Still, there is an American Motors Ramblers Club. Its president, 53-year-old Brian Yacino of North Grosvenordale, Conn., said he has owned about 40 Ramblers since he got his first one in 1970.

"What attracted me was their durability," he said. He has one now, a 1963 Classic 660 wagon.



Yacino said one attraction of cars like Ramblers that were unappreciated in their day and produced by companies no longer in business is that they're a lot less expensive than the more popular collectibles.

"The prices [of popular models] have gone sky high," he said. "So people are looking at station wagons, four-door cars, orphan cars, and Rambler has all of those."

He notes, however, that not all Ramblers and AMC models fall into the less-than-desirable category; sporty cars such as the AMX, Javelin and Rambler American Scrambler, he said, are finding new friends among collectors.

Romanced by Rambler

Electronics engineer Peter Stathes of Hicksville, who is 54 and heads the AMC Rambler Club's New York metro area chapter, said he got interested in Ramblers when he began driving the 1964 wagon his father had purchased new. "That was my first car," he said. "Being a young kid with not a lot of money and going to college, it was economical to keep up, it had a nice little engine and it was good on gas. The parts were inexpensive, and it was easy to maintain."

AMC was controlled for a time during the 1970s and 1980s (until Chrysler bought it) by another automaker whose products were under-appreciated and never sold well in America but has fans nevertheless -- France's Renault.

Jacques Lynn of El Cajon, Calif., who sells parts for the cars and is secretary of the Renault Owners Club of North America, said the carmaker sold two small sedans here in the '50's, the 4 CV and, later, starting in 1956, the larger Dauphine, the former being France's answer to the VW Beetle. "Their cars are much prettier than Volkswagens," Lynn said of his beloved early Renaults.

Collector Jesse Patton of West Babylon, who is the club's vice president, said he had two Dauphines, having fallen in love with French cars during two tours with the Army in Vietnam, which had been a French colony. "There were a lot of French cars over there," he said.
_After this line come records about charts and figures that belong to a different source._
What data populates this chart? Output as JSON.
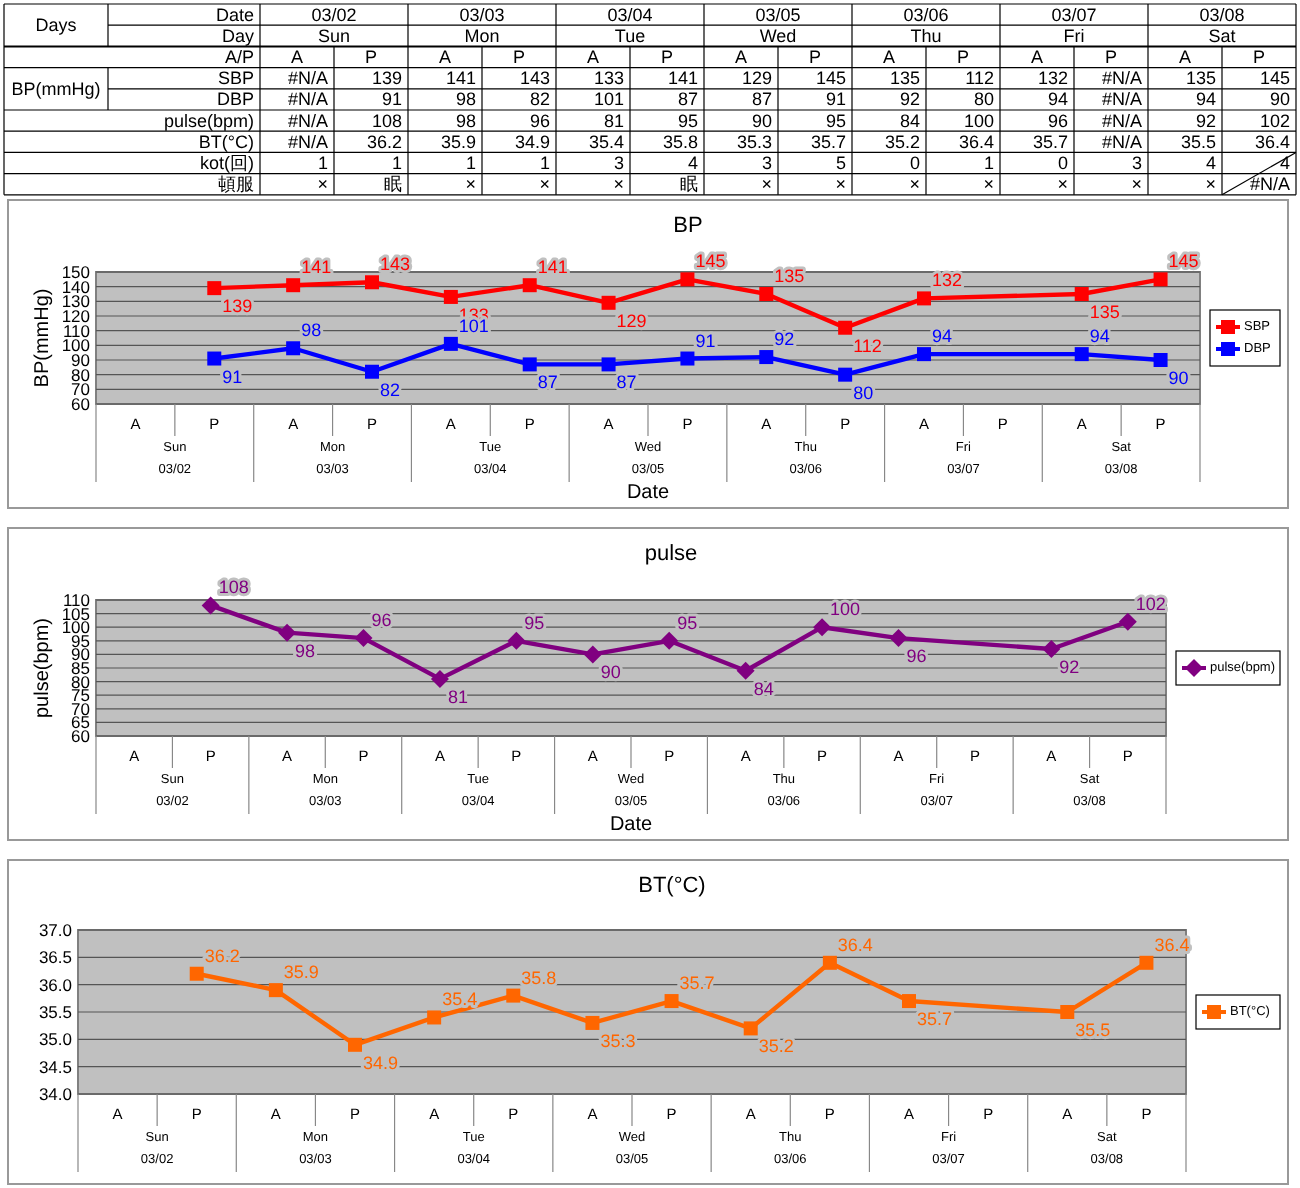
{
  "chart_data": [
    {
      "type": "other",
      "categories": [
        "A",
        "P",
        "A",
        "P",
        "A",
        "P",
        "A",
        "P",
        "A",
        "P",
        "A",
        "P",
        "A",
        "P"
      ],
      "y_categories": [
        "SBP",
        "DBP",
        "pulse(bpm)",
        "BT(°C)",
        "kot(回)",
        "頓服"
      ],
      "cell_labels": [
        [
          "#N/A",
          "139",
          "141",
          "143",
          "133",
          "141",
          "129",
          "145",
          "135",
          "112",
          "132",
          "#N/A",
          "135",
          "145"
        ],
        [
          "#N/A",
          "91",
          "98",
          "82",
          "101",
          "87",
          "87",
          "91",
          "92",
          "80",
          "94",
          "#N/A",
          "94",
          "90"
        ],
        [
          "#N/A",
          "108",
          "98",
          "96",
          "81",
          "95",
          "90",
          "95",
          "84",
          "100",
          "96",
          "#N/A",
          "92",
          "102"
        ],
        [
          "#N/A",
          "36.2",
          "35.9",
          "34.9",
          "35.4",
          "35.8",
          "35.3",
          "35.7",
          "35.2",
          "36.4",
          "35.7",
          "#N/A",
          "35.5",
          "36.4"
        ],
        [
          "1",
          "1",
          "1",
          "1",
          "3",
          "4",
          "3",
          "5",
          "0",
          "1",
          "0",
          "3",
          "4",
          "4"
        ],
        [
          "×",
          "眠",
          "×",
          "×",
          "×",
          "眠",
          "×",
          "×",
          "×",
          "×",
          "×",
          "×",
          "×",
          "#N/A"
        ]
      ],
      "annotations": [
        "Days",
        "Date",
        "Day",
        "A/P",
        "BP(mmHg)",
        "03/02",
        "03/03",
        "03/04",
        "03/05",
        "03/06",
        "03/07",
        "03/08",
        "Sun",
        "Mon",
        "Tue",
        "Wed",
        "Thu",
        "Fri",
        "Sat"
      ]
    },
    {
      "type": "line",
      "title": "BP",
      "xlabel": "Date",
      "ylabel": "BP(mmHg)",
      "categories": [
        "A",
        "P",
        "A",
        "P",
        "A",
        "P",
        "A",
        "P",
        "A",
        "P",
        "A",
        "P",
        "A",
        "P"
      ],
      "annotations": [
        "Sun",
        "Mon",
        "Tue",
        "Wed",
        "Thu",
        "Fri",
        "Sat",
        "03/02",
        "03/03",
        "03/04",
        "03/05",
        "03/06",
        "03/07",
        "03/08"
      ],
      "series": [
        {
          "name": "SBP",
          "color": "#ff0000",
          "values": [
            null,
            139,
            141,
            143,
            133,
            141,
            129,
            145,
            135,
            112,
            132,
            null,
            135,
            145
          ]
        },
        {
          "name": "DBP",
          "color": "#0000ff",
          "values": [
            null,
            91,
            98,
            82,
            101,
            87,
            87,
            91,
            92,
            80,
            94,
            null,
            94,
            90
          ]
        }
      ],
      "ylim": [
        60,
        150
      ],
      "yticks": [
        60,
        70,
        80,
        90,
        100,
        110,
        120,
        130,
        140,
        150
      ],
      "grid": "y",
      "legend": "right",
      "data_labels": true,
      "marker": "square"
    },
    {
      "type": "line",
      "title": "pulse",
      "xlabel": "Date",
      "ylabel": "pulse(bpm)",
      "categories": [
        "A",
        "P",
        "A",
        "P",
        "A",
        "P",
        "A",
        "P",
        "A",
        "P",
        "A",
        "P",
        "A",
        "P"
      ],
      "annotations": [
        "Sun",
        "Mon",
        "Tue",
        "Wed",
        "Thu",
        "Fri",
        "Sat",
        "03/02",
        "03/03",
        "03/04",
        "03/05",
        "03/06",
        "03/07",
        "03/08"
      ],
      "series": [
        {
          "name": "pulse(bpm)",
          "color": "#800080",
          "values": [
            null,
            108,
            98,
            96,
            81,
            95,
            90,
            95,
            84,
            100,
            96,
            null,
            92,
            102
          ]
        }
      ],
      "ylim": [
        60,
        110
      ],
      "yticks": [
        60,
        65,
        70,
        75,
        80,
        85,
        90,
        95,
        100,
        105,
        110
      ],
      "grid": "y",
      "legend": "right",
      "data_labels": true,
      "marker": "diamond"
    },
    {
      "type": "line",
      "title": "BT(°C)",
      "categories": [
        "A",
        "P",
        "A",
        "P",
        "A",
        "P",
        "A",
        "P",
        "A",
        "P",
        "A",
        "P",
        "A",
        "P"
      ],
      "annotations": [
        "Sun",
        "Mon",
        "Tue",
        "Wed",
        "Thu",
        "Fri",
        "Sat",
        "03/02",
        "03/03",
        "03/04",
        "03/05",
        "03/06",
        "03/07",
        "03/08"
      ],
      "series": [
        {
          "name": "BT(°C)",
          "color": "#ff6600",
          "values": [
            null,
            36.2,
            35.9,
            34.9,
            35.4,
            35.8,
            35.3,
            35.7,
            35.2,
            36.4,
            35.7,
            null,
            35.5,
            36.4
          ]
        }
      ],
      "ylim": [
        34,
        37
      ],
      "yticks": [
        {
          "value": 34,
          "label": "34.0"
        },
        {
          "value": 34.5,
          "label": "34.5"
        },
        {
          "value": 35,
          "label": "35.0"
        },
        {
          "value": 35.5,
          "label": "35.5"
        },
        {
          "value": 36,
          "label": "36.0"
        },
        {
          "value": 36.5,
          "label": "36.5"
        },
        {
          "value": 37,
          "label": "37.0"
        }
      ],
      "grid": "y",
      "legend": "right",
      "data_labels": true,
      "marker": "square"
    }
  ]
}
He drove his Dauphines daily and they rusted to pieces, said Patton, who is 64 and retired from the TV news video business. Now he owns three 1985 American Motors/Renault Alliance convertibles and one 1986 Alliance sedan. "It was a very handsome car," he said of the Alliance. And, in 1983, it was Motor Trend's Car of the Year. But Consumer Reports found it to be a dog in reliability and it was gone by 1987.